Post by WaTcHeR on Mar 22, 2006 17:56:16 GMT -5
Officer Samuel Mark Turner
Law & disorder in Texas: FBI closes police department
03/21/2006 - TROUP, Texas — It happened without warning. The FBI swooped in, shut down Troup's five-man police force and jailed the chief and a sergeant — the 2005 Chamber of Commerce Officer of the Year, no less — on corruption charges.
Startled residents watched in silence as authorities secured the tiny station with yellow crime-scene tape and swarmed the building for evidence.
Sgt. Mark Turner, 47, was charged with delivering marijuana and tampering with or fabricating evidence. According to a search warrant, Turner gave marijuana to an undercover agent, assuring him later there was more where that came from: the police evidence box.
Police Chief Chester Kennedy, who led the force for 14 years, also was charged with evidence tampering. He admitted to investigators that he gave Turner 24 cans of light beer from a 30-pack seized in a bootlegging case but said he planned to buy more if the case went to court. "Beer is beer," he said, according to a sheriff's department affidavit.
Events unfolded so quickly in Troup that, weeks after the March 3 raid, stunned residents are still talking about it when they meet on the street. Some are less surprised; rumors of police misconduct had circulated for years.
"Mind you, they're innocent until proven guilty, but I think there was too much temptation," said Addie Herring, 85, who has lived in Troup for 50 years. "This used to be such a good place to live, but now we've got all this dope."
In rural East Texas, methamphetamine labs can operate unnoticed. Misdemeanor drug charges in Smith County, about 100 miles southeast of Dallas, are as common as drunken-driving arrests, District Attorney Matt Bingham said. But in the past six years, the Troup police force sent just 11 drug cases to the district attorney's office.
Maj. Mike Lusk, head of criminal investigations for the Smith County Sheriff's Department, said Troup police had sent just two drug-evidence samples to the Texas Department of Public Safety crime lab since 2000. "We do that much in an hour," he said.
Bingham said: "It appears from the current investigation that the problem is not with the Troup Police Department prosecuting innocent people; it is that they were not prosecuting guilty people."
Lawyers for Kennedy and Turner could not be reached for comment.
Since the police force was shut down, a notice has been taped to the front door of the station: Dial 911 or call the sheriff in an emergency.
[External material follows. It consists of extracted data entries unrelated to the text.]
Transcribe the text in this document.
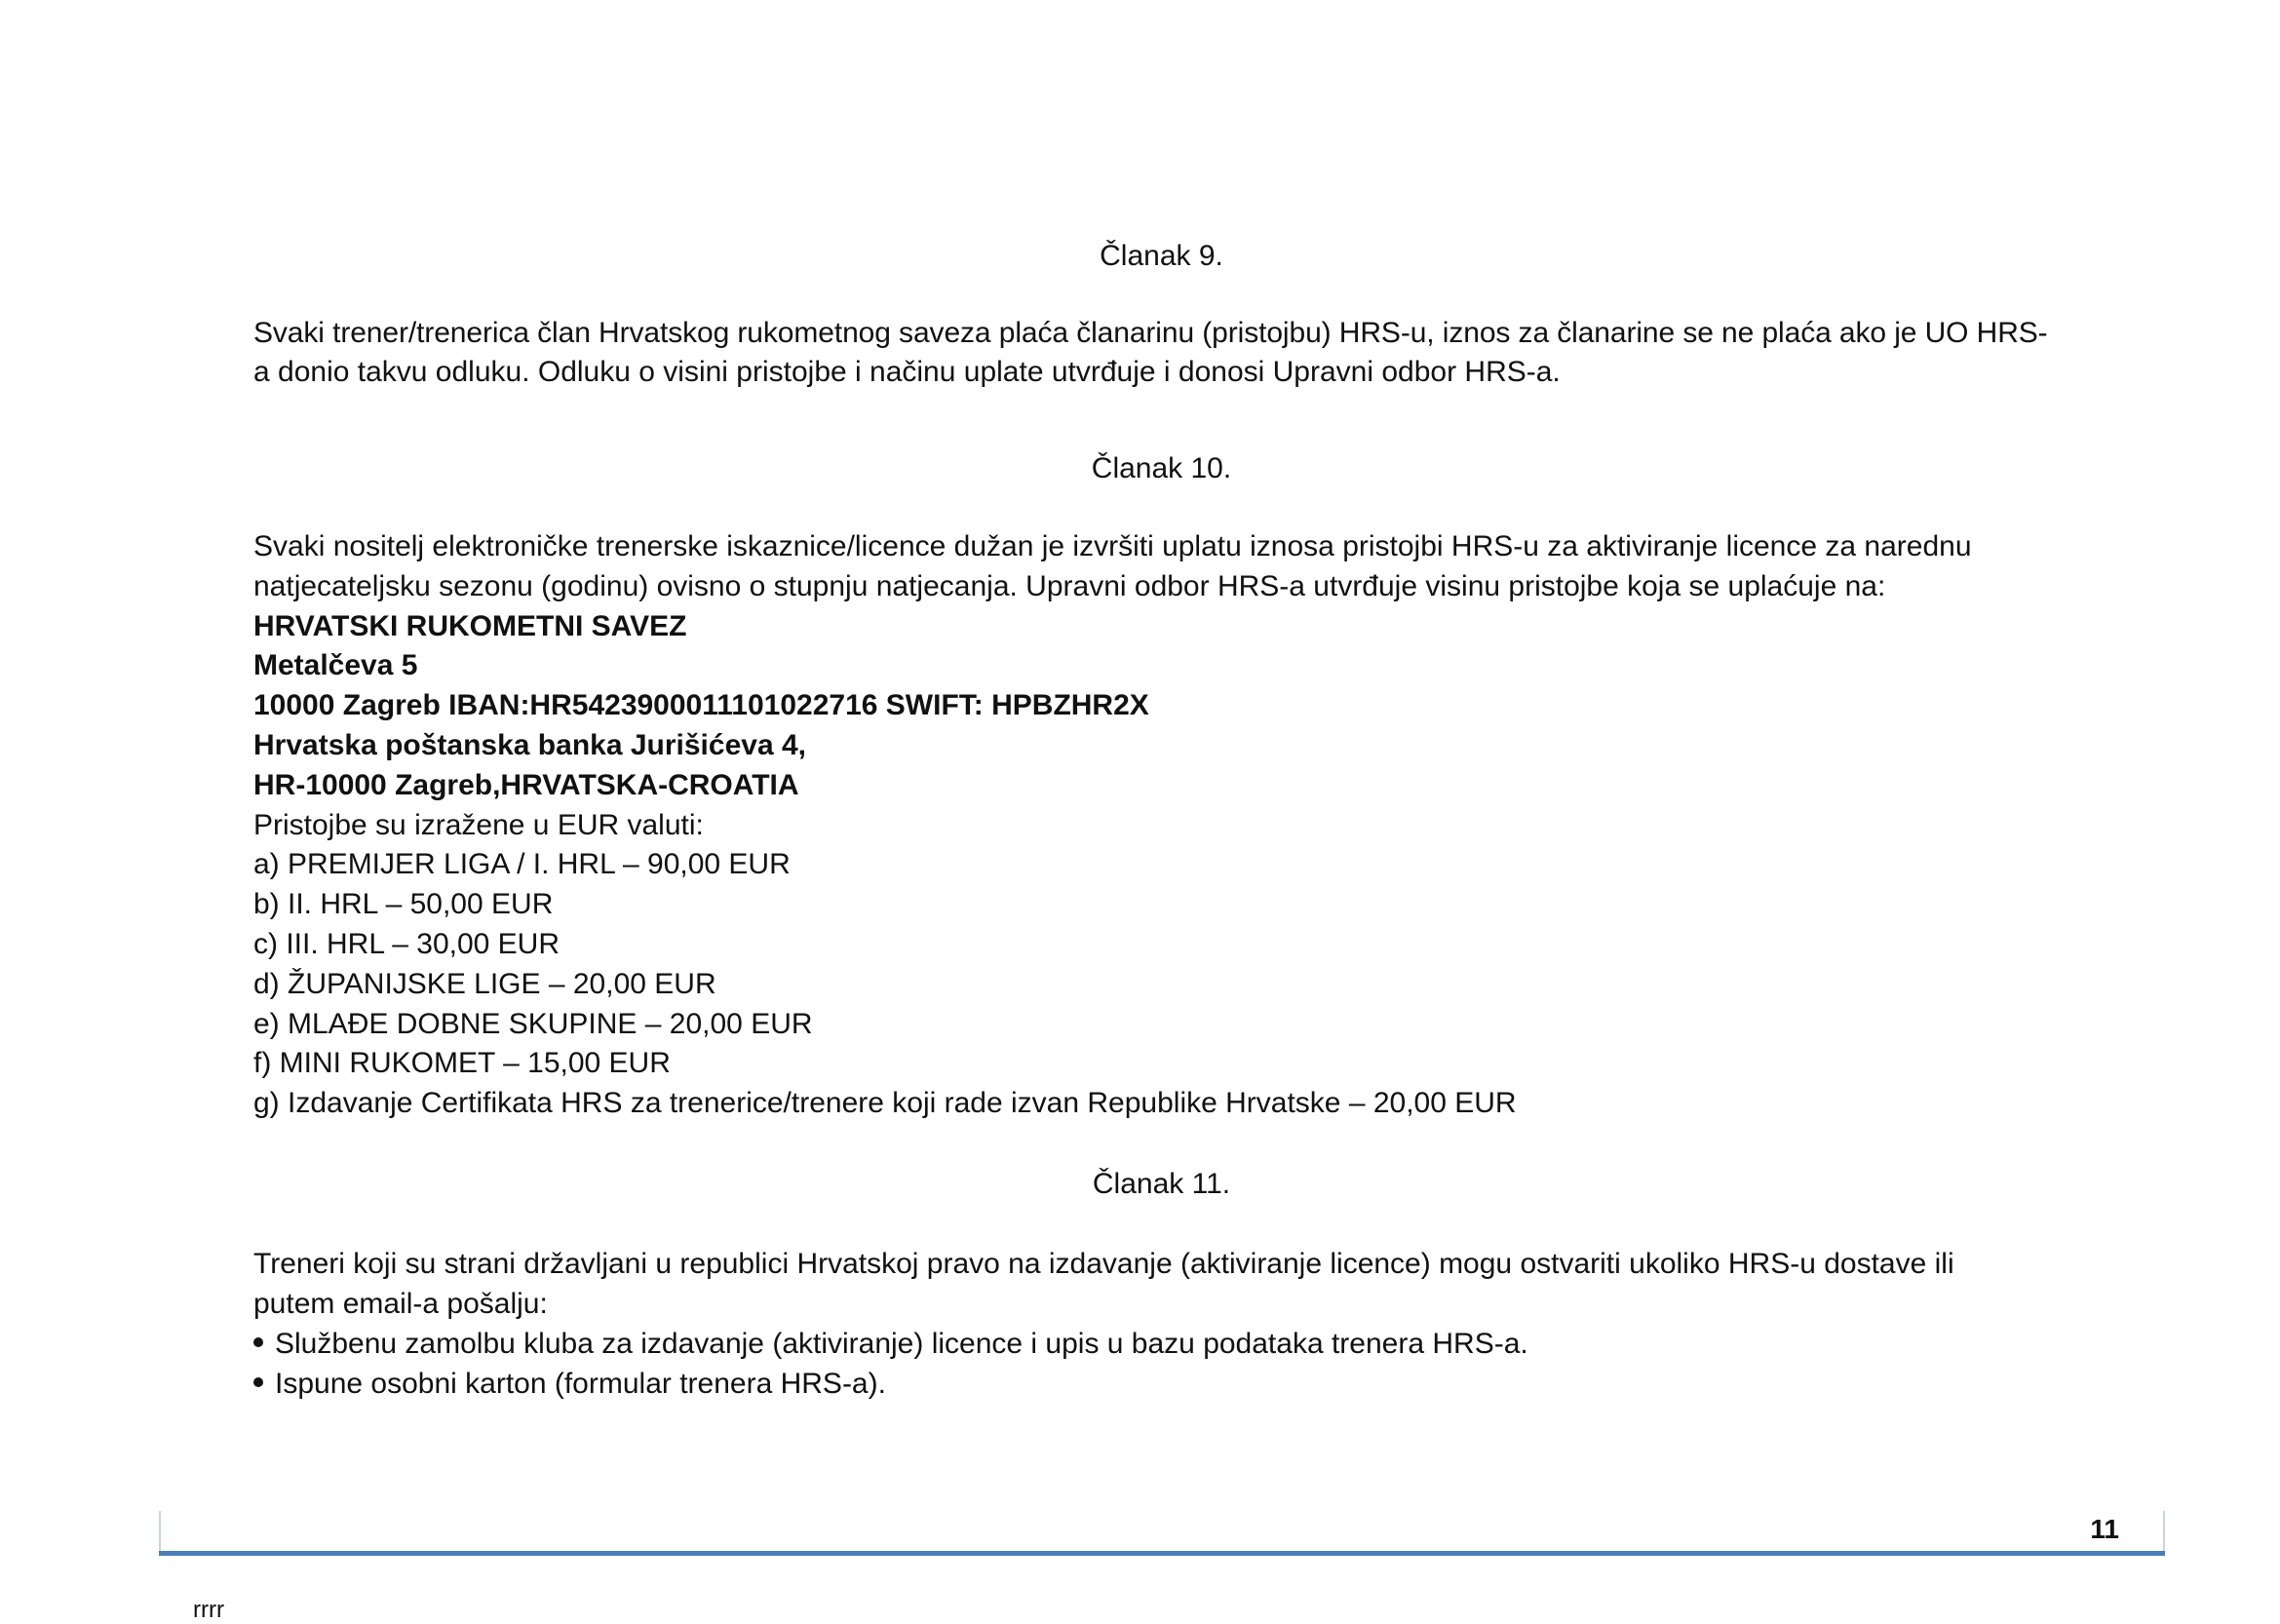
Članak 9.
Svaki trener/trenerica član Hrvatskog rukometnog saveza plaća članarinu (pristojbu) HRS-u, iznos za članarine se ne plaća ako je UO HRS-
a donio takvu odluku. Odluku o visini pristojbe i načinu uplate utvrđuje i donosi Upravni odbor HRS-a.
Članak 10.
Svaki nositelj elektroničke trenerske iskaznice/licence dužan je izvršiti uplatu iznosa pristojbi HRS-u za aktiviranje licence za narednu
natjecateljsku sezonu (godinu) ovisno o stupnju natjecanja. Upravni odbor HRS-a utvrđuje visinu pristojbe koja se uplaćuje na:
HRVATSKI RUKOMETNI SAVEZ
Metalčeva 5
10000 Zagreb IBAN:HR5423900011101022716 SWIFT: HPBZHR2X
Hrvatska poštanska banka Jurišićeva 4,
HR-10000 Zagreb,HRVATSKA-CROATIA
Pristojbe su izražene u EUR valuti:
a) PREMIJER LIGA / I. HRL – 90,00 EUR
b) II. HRL – 50,00 EUR
c) III. HRL – 30,00 EUR
d) ŽUPANIJSKE LIGE – 20,00 EUR
e) MLAĐE DOBNE SKUPINE – 20,00 EUR
f) MINI RUKOMET – 15,00 EUR
g) Izdavanje Certifikata HRS za trenerice/trenere koji rade izvan Republike Hrvatske – 20,00 EUR
Članak 11.
Treneri koji su strani državljani u republici Hrvatskoj pravo na izdavanje (aktiviranje licence) mogu ostvariti ukoliko HRS-u dostave ili
putem email-a pošalju:
Službenu zamolbu kluba za izdavanje (aktiviranje) licence i upis u bazu podataka trenera HRS-a.
Ispune osobni karton (formular trenera HRS-a).
11
rrrr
Turner, unable to make $500,000 bond, remains in jail. At an emergency City Council meeting held days after his arrest, he was fired.
Kennedy, 59, posted $400,000 bond and often can be seen at his regular table at the Farmer's Cafe in Troup. He, too, has been fired.
Mayor John Whitsell, 30, has brushed off suggestions that Troup had turned a blind eye to drug dealing. If there was talk of wrongdoing, it was rumor, and "in any small town, you're going to have rumors," he said.
Whitsell said he had no idea there might be a problem with the police until he got a call from authorities about the arrests. "I was shocked," he said.
It took one of the department's own to call attention to the alleged corruption. In January, patrolman Justin Johnson told a Smith County sheriff's investigator that Kennedy and Turner were accepting money or drugs in exchange for covering up crimes. Before long, Johnson was wearing a recorder and talking to Turner about taking drugs from an evidence box for personal use.
Authorities searching the station after it closed found a department in disarray, Lusk said. Drugs were lying in open bags or had not been tagged; some evidence bags were empty; rape kits were stored in a refrigerator next to spoiled food. As the investigation continues, more charges and arrests will come, Bingham said.
Since the FBI raid, Bingham said, the district attorney's office has fielded dozens of calls from citizens complaining of crimes they said were poorly, or never, investigated by Troup police. "People feel like they can come out and tell us things now," Bingham said.
Town leaders are focusing on cleaning up the mess and restoring Troup's reputation. The three remaining police officers have been transferred to the public-works department. County constables and sheriff's deputies are temporarily filling the void, patrolling the town.
"This is the most sheriff-department cars I've ever seen, and I've been living in the same spot for 45 years," one woman said.